Member of the Gauteng Provincial Legislature
- Incumbent
- Assumed office 26 November 2019

Personal details
- Citizenship: South Africa
- Party: African National Congress

= Thulani Ndlovu =

South African politician

Thulani Ndlovu is a South African politician who has represented the African National Congress (ANC) in the Gauteng Provincial Legislature since November 2019. An ANC Youth League activist, he has also been a member of the ANC's Provincial Executive Committee in Gauteng since 2022.

== Early life and career ==

Born on 8 November 1979 in Soweto. A last son to Norah Philisiwe Zondi, a domestic worker and Mgideni Ndlovu a security guard.

Ndlovu joined Congress Of South African Students in the early 90s and at a very young age.He was part of the Self Defence Unit and played a role in protecting the Alexandra Township and its people. He is part of those who campaigned for the ANC during the first ever Democratic elections in 1994 but could not vote due to age restrictions, he was only turning 15 in November that year. He became the Chairperson of COSAS Alexandra Branch in 1995 and Provincial Executive committee member in 1996 and later in 1997 was elected Provincial Secretary in Gauteng province. He was the youngest and former President of the Student Representative Council in Realogile High in Alexandra where he served from 1996 to 1998.
In 1997 Tiblon Ndlovu and other young activists of Alexandra founded the Alexandra Student Forum(an umbrella organisation inclusive of all political student formations)and he became the first deputy chairperson in 1997.
Ndlovu played a pivotal role when the ANC and its structures moved to operate in ward based level becoming the first treasure of the ANCYL branch in 2003 and elected into the first Ward based branch of ANC in ward 76 Johannesburg at which his grouping also won the naming of the branch to Isandlwana branch which is still the current branch name
He then became the chair in 2005 and in 2008 was elected as Chairperson of the Alexandra Zone
In 2014 he was amongst those who were appointed to serve in Provincial Task Team of the Youth League and he later in 2016 was elected to the Provincial Executive Committee of the ANC Youth League.
Ndlovu is known in ANC structures and viewed by some members as a grounded force, accessible and a humble leader, he is a former branch chair, zonal secretary, and zonal chairperson the position he held until elected to the ANC Provincial Executive Committee in June 2022 in Gauteng.

== Political career ==
Ndlovu was a member of the Provincial Executive Committee of the ANC Youth League's branch in Gauteng. In the 2019 general election, he was ranked 39th on the ANC's provincial party and could not make it since ANC won 37 seats. Immediately after the elections Parks Tau who was number 8 on the list of Gauteng legislature, was appointed as deputy minister in the Cyril Ramaphosa administration, making Thulani Ndlovu number 38 on the list. The ANC however informed Ndlovu that the alliance was not fully represented and he had to make way for Dumisani Dakile who was number 41 on the list. The ANCYL and those close to Tiblon Ndlovu viewed this as undermining the list and tempering with processes. However, he was sworn into the legislature on 26 November 2019 to fill a casual vacancy arising from the death of Thuliswa Nkabinde-Khawe.
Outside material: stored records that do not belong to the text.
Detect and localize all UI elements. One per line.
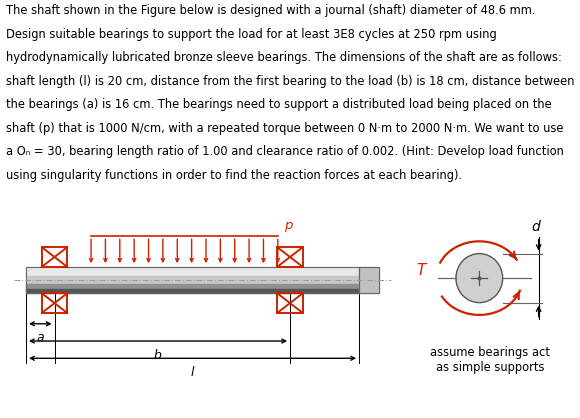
Text: $l$: $l$ <box>190 365 195 379</box>
Text: using singularity functions in order to find the reaction forces at each bearing: using singularity functions in order to … <box>6 169 462 182</box>
Bar <box>26 267 359 293</box>
Bar <box>26 289 359 293</box>
Text: $p$: $p$ <box>284 220 293 234</box>
Ellipse shape <box>456 254 503 303</box>
Text: $b$: $b$ <box>153 348 163 362</box>
Text: a Oₙ = 30, bearing length ratio of 1.00 and clearance ratio of 0.002. (Hint: Dev: a Oₙ = 30, bearing length ratio of 1.00 … <box>6 145 564 158</box>
Bar <box>26 276 359 284</box>
Text: shaft length (l) is 20 cm, distance from the first bearing to the load (b) is 18: shaft length (l) is 20 cm, distance from… <box>6 75 574 88</box>
Text: The shaft shown in the Figure below is designed with a journal (shaft) diameter : The shaft shown in the Figure below is d… <box>6 4 535 17</box>
Text: assume bearings act: assume bearings act <box>430 346 550 359</box>
Text: $d$: $d$ <box>531 219 542 234</box>
Bar <box>359 267 379 293</box>
Bar <box>42 247 67 267</box>
Text: the bearings (a) is 16 cm. The bearings need to support a distributed load being: the bearings (a) is 16 cm. The bearings … <box>6 98 552 111</box>
Text: shaft (p) that is 1000 N/cm, with a repeated torque between 0 N·m to 2000 N·m. W: shaft (p) that is 1000 N/cm, with a repe… <box>6 122 563 135</box>
Bar <box>359 267 379 293</box>
Bar <box>26 267 359 276</box>
Bar <box>26 284 359 289</box>
Text: as simple supports: as simple supports <box>436 361 545 374</box>
Text: hydrodynamically lubricated bronze sleeve bearings. The dimensions of the shaft : hydrodynamically lubricated bronze sleev… <box>6 51 561 64</box>
Text: Design suitable bearings to support the load for at least 3E8 cycles at 250 rpm : Design suitable bearings to support the … <box>6 28 496 41</box>
Text: $T$: $T$ <box>416 262 429 278</box>
Bar <box>42 293 67 313</box>
Bar <box>277 247 303 267</box>
Bar <box>277 293 303 313</box>
Text: $a$: $a$ <box>36 331 45 344</box>
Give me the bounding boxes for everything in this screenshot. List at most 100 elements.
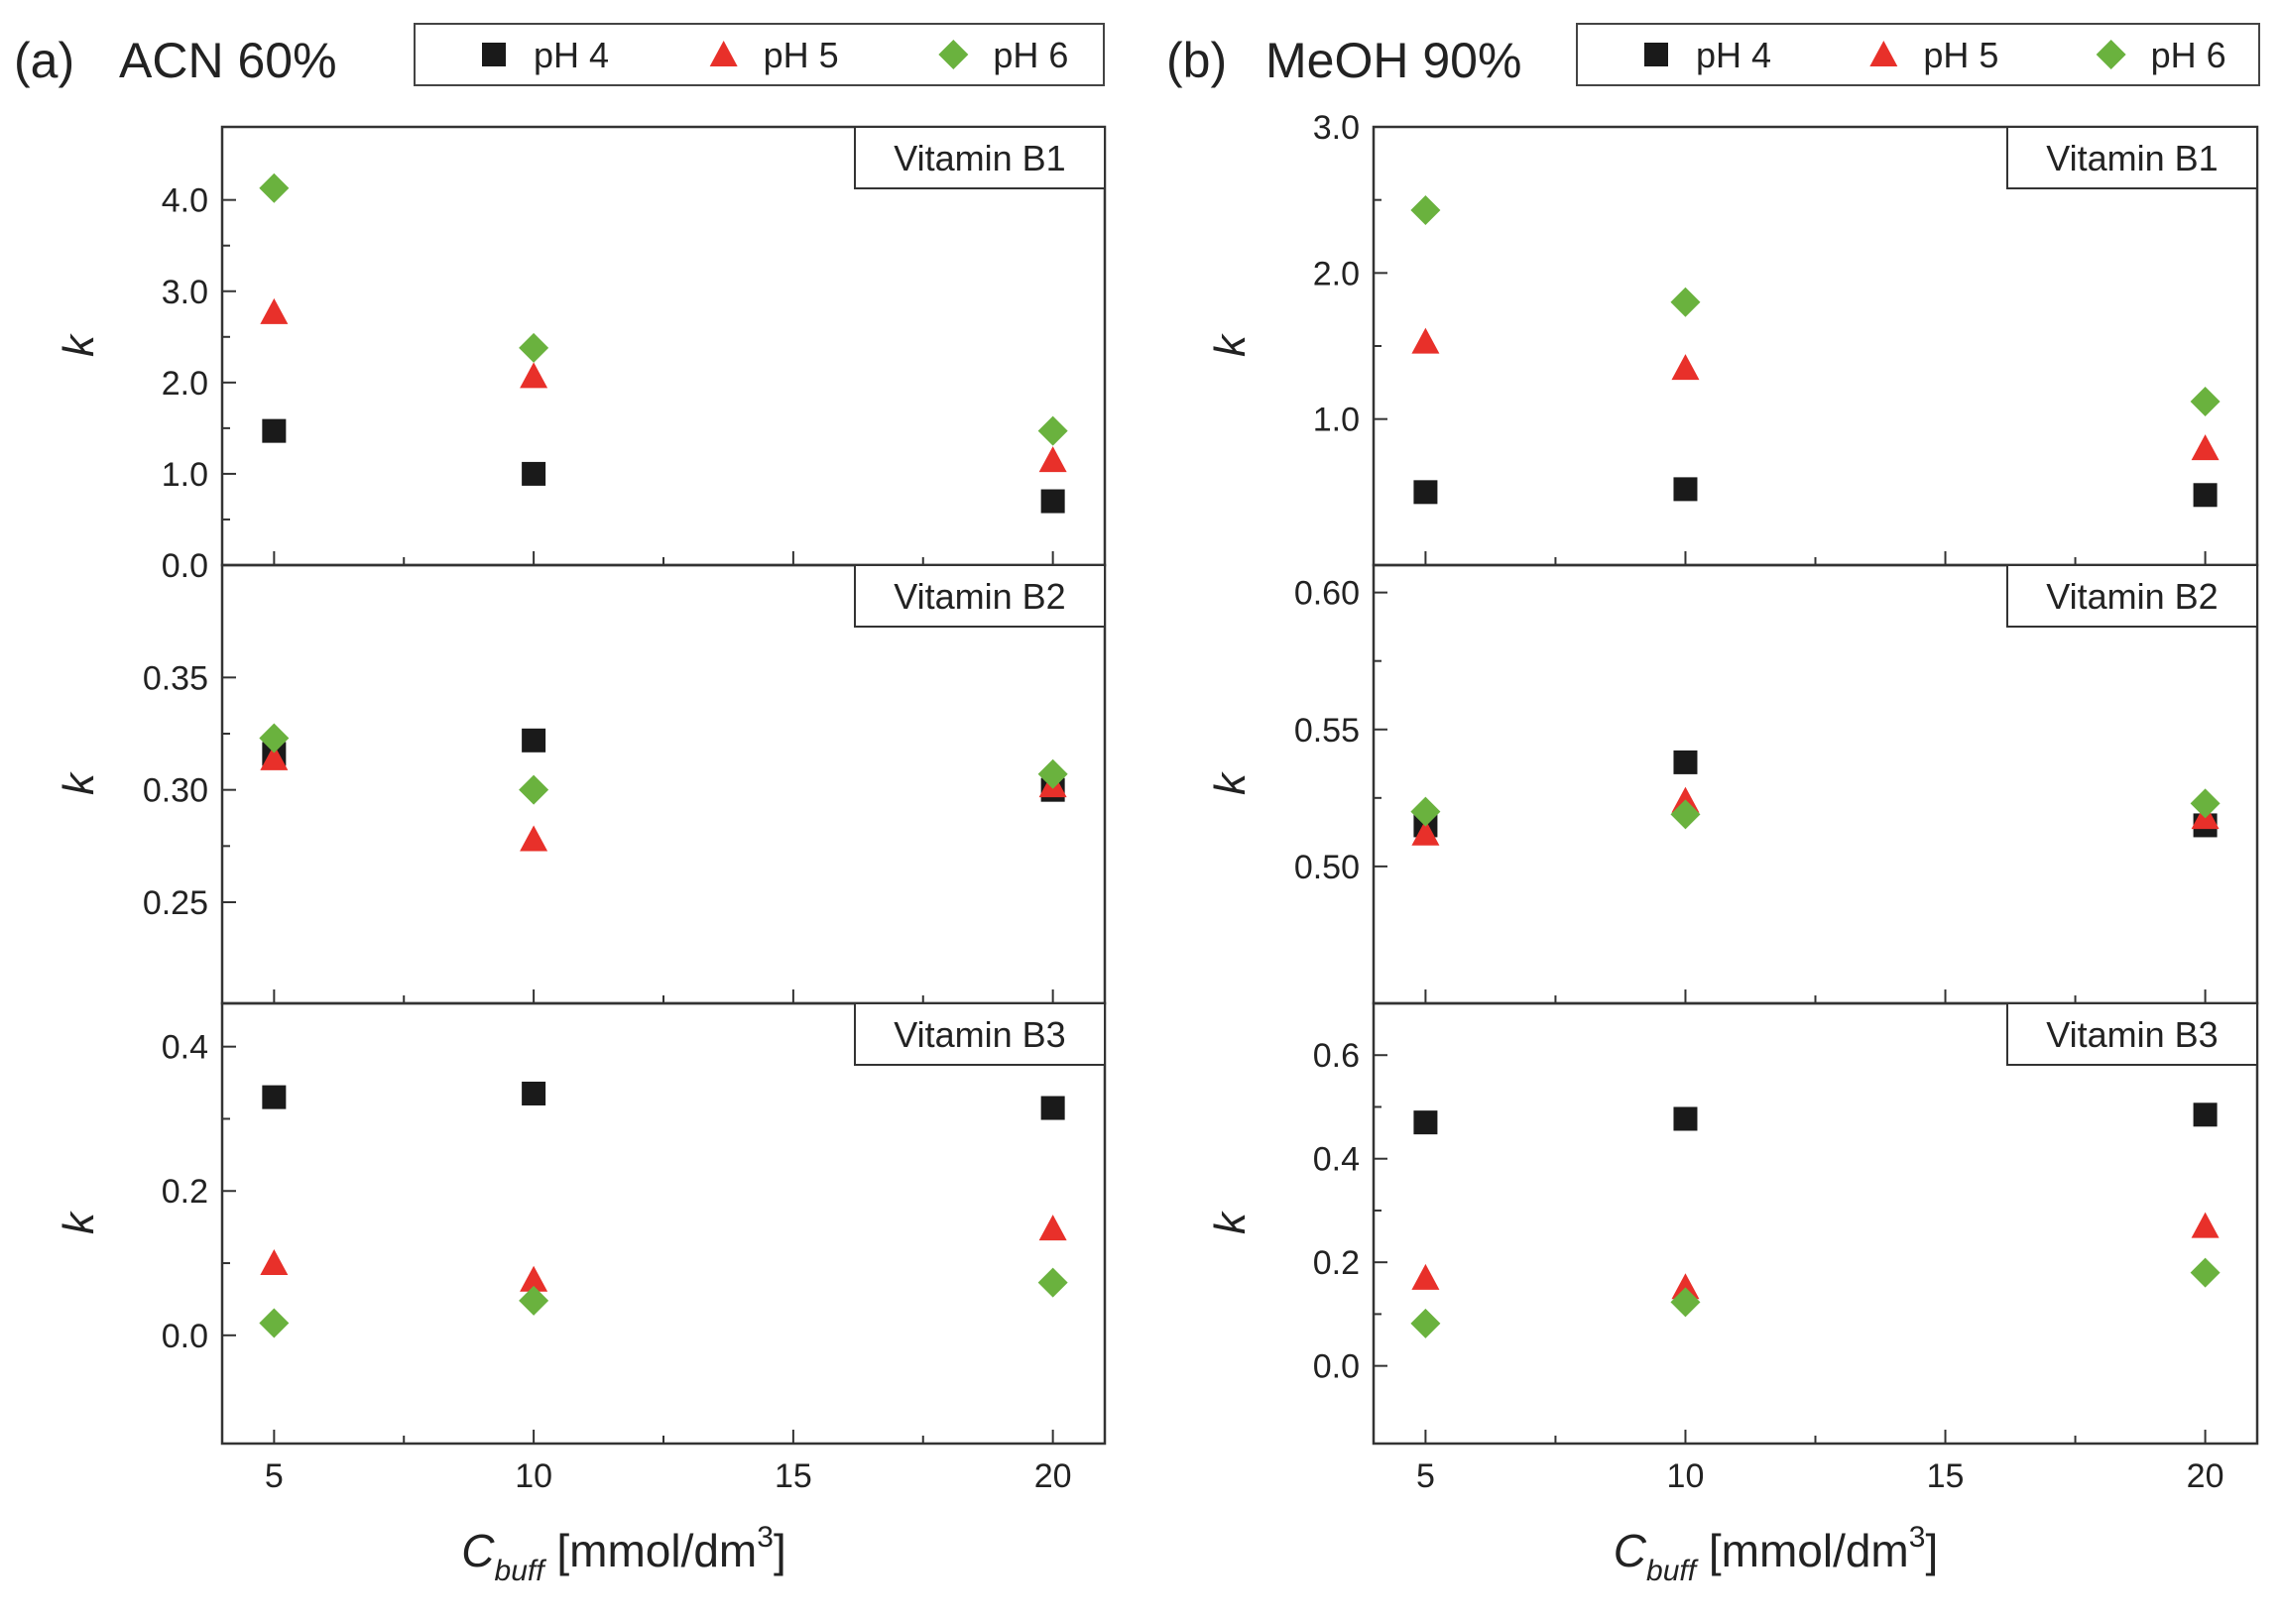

In early December 2020, the ANC reportedly asked Ndlovu to consider resigning from the legislature so that his seat could be taken up by Parks Tau, who was expected to be appointed to the Gauteng Executive Council. The ANC Youth League scorned the request in a statement and, according to News24, backed Ndlovu when he refused to resign. Ndlovu remained in his legislative seat and in July 2022 he was elected to a four-year term on the Provincial Executive Committee of the mainstream ANC's Gauteng branch.